There are no changes to our forecast for Chicago corn for the 2024/25 crop (September/August), expected to average USD 4.55/bushel with some downside risk depending on the trade war. The average price since September 1 is running at USD 4.47/bushel.
The May WASDE report left US corn demand for ethanol unchanged at 5.5 billion bushels for the old crop, but we continue to think this should be more in the 5.65 billion bushel region. 2024/25 ethanol production year to date is up 3.2% year on year, while the WASDE shows only a marginal increase in corn usage for ethanol of just 0.4%.

Source: USDA
We think sooner rather than later this will be reflected in upcoming WASDE reports and will be reflected in the next quarterly stock report, which would take old crop ending stocks below 1.3 billion bushels and the stock-to-use down to 8.2%. The lower old crop stocks would go down to 1.65 billion bushels versus the 1.8 billion bushels recorded in last week’s WASDE.
Corn Falls on Record Planting
Corn fell again in Chicago on strong planting progress and record new crop production as per the May WASDE.

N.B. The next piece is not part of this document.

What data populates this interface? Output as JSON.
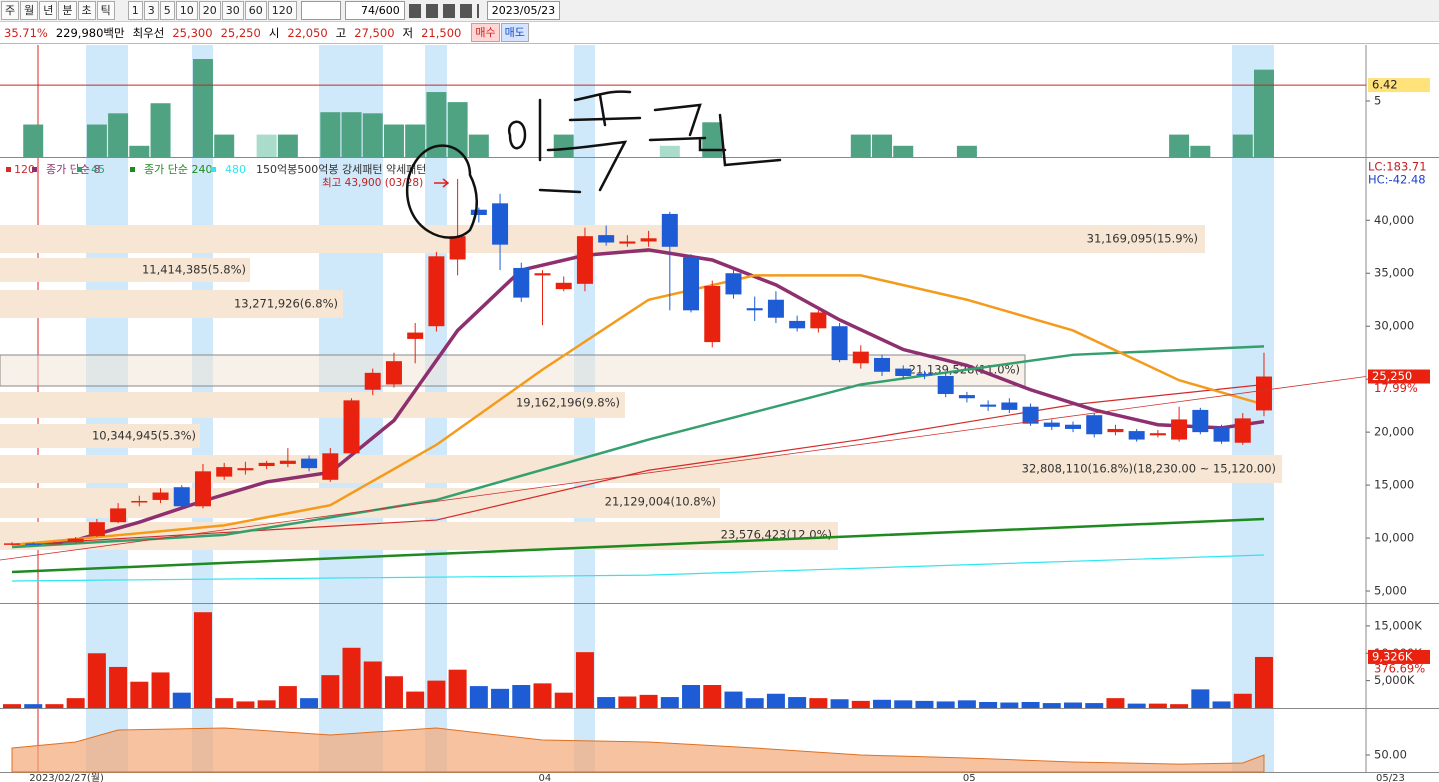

The start of last week was dominated by the publication of the May WASDE last Monday and a huge increase in corn planting, surpassing by far last year’s pace and the five-year average.
The May WASDE reduced US corn old crop stocks by 50 million bushels, all coming from higher exports, leaving the stock-to-use ratio at 9.3% versus 9.6% before.
The USDA published its first estimate for 2025/26 using the number of acres from the prospective planting report released in March and a trend yield of 181 bushels per acre. This results in production of 15.82 billion bushels, up from 14.87 billion bushels for the old crop. Demand is forecast at 12.79 billion bushels versus 12.6 billion bushels for the old crop, with exports at 2.68 billion bushels versus 2.6 billion bushels last crop.
This all results in ending stocks of 1.8 billion bushels, significantly up from 1.4 billion for the old crop. Stock-to-use also rises to 11.6% versus 9.3% for the old crop.
Global ending stocks for the new 2025/26 world crop were projected at 277.8 million tonnes, down from the 287.3 million tonnes of ending stocks projected in 2024/25. World production was projected at 1.26 billion tonnes, up from 1.22 billion tonnes in 2024/25.

Source: USDA
US corn is 62% planted versus 47% last year and the five-year average of 56%. In Argentina, corn harvesting is 37.2% complete, with 80% of the area in normal to good condition, unchanged week on week.
Both BAGE and BCR left their production estimates unchanged at 49 million tonnes and 48 million tonnes, respectively. In Brazil, Conab increased its production estimate to 126.87 million tonnes, up by 2 million tonnes and compared with USDA estimates of 130 million tonnes. Summer corn harvesting is 77.6% complete.
French corn planting reached 90%, compared with 70% last year and the five-year average of 87%. Corn planting in Ukraine is 87% complete. Corn planting in Russia is 66.2% complete.
Wheat Stocks Rise Despite Demand
US wheat and European grains closed the week positive.

The May WASDE reduced old crop US wheat stocks by 5 million bushels, all coming from higher demand for food. The first estimate for the new 2025/26 crop showed a yearly stock build of 82 million bushels, a combination of 80 million bushels of lower supply coming from lower production and fewer imports, and 18 million bushels of lower demand, almost entirely from fewer exports.
Global ending stocks for the 2025/26 crop were projected at 265.7 million tonnes, marginally higher than the 265.2 million tonnes of 2024/25 ending stocks.

Source: USDA
French wheat condition was 73% good or excellent, down 1 point week on week and compared with 64% last year.
US wheat condition was 54% good or excellent, up 4 points in the week and compared with 50% last year. Spring wheat planting is 66% complete versus 59% last year and the five-year average of 49%.
US Rains Could Slow Corn Planting
The US is expected to experience ample rains for a third week in a row. Brazil’s centre-south is expected to remain dry, which is normal for this time of year, while Argentina is expected to receive ample rains. Northwest Europe is expected to remain warm and dry, similar to the Black Sea regions, which will also see some showers.
We could see a slowdown in US corn planting this week as ample rains may have impacted planting pace, but we are so far ahead of last year and the five-year average that there is enough buffer for a couple of slower weeks without impacting prices.
With last week’s WASDE and a full week for the market to price in the record corn production of the new crop, all the bearishness should have been priced in. Good weather and planting progress in the US should keep any upside capped. Dry weather in Europe impacting corn yields and higher US demand for ethanol usage — not yet reflected in the WASDE — are supportive elements for the coming months. Expect some sideways trading with some volatility coming from weather.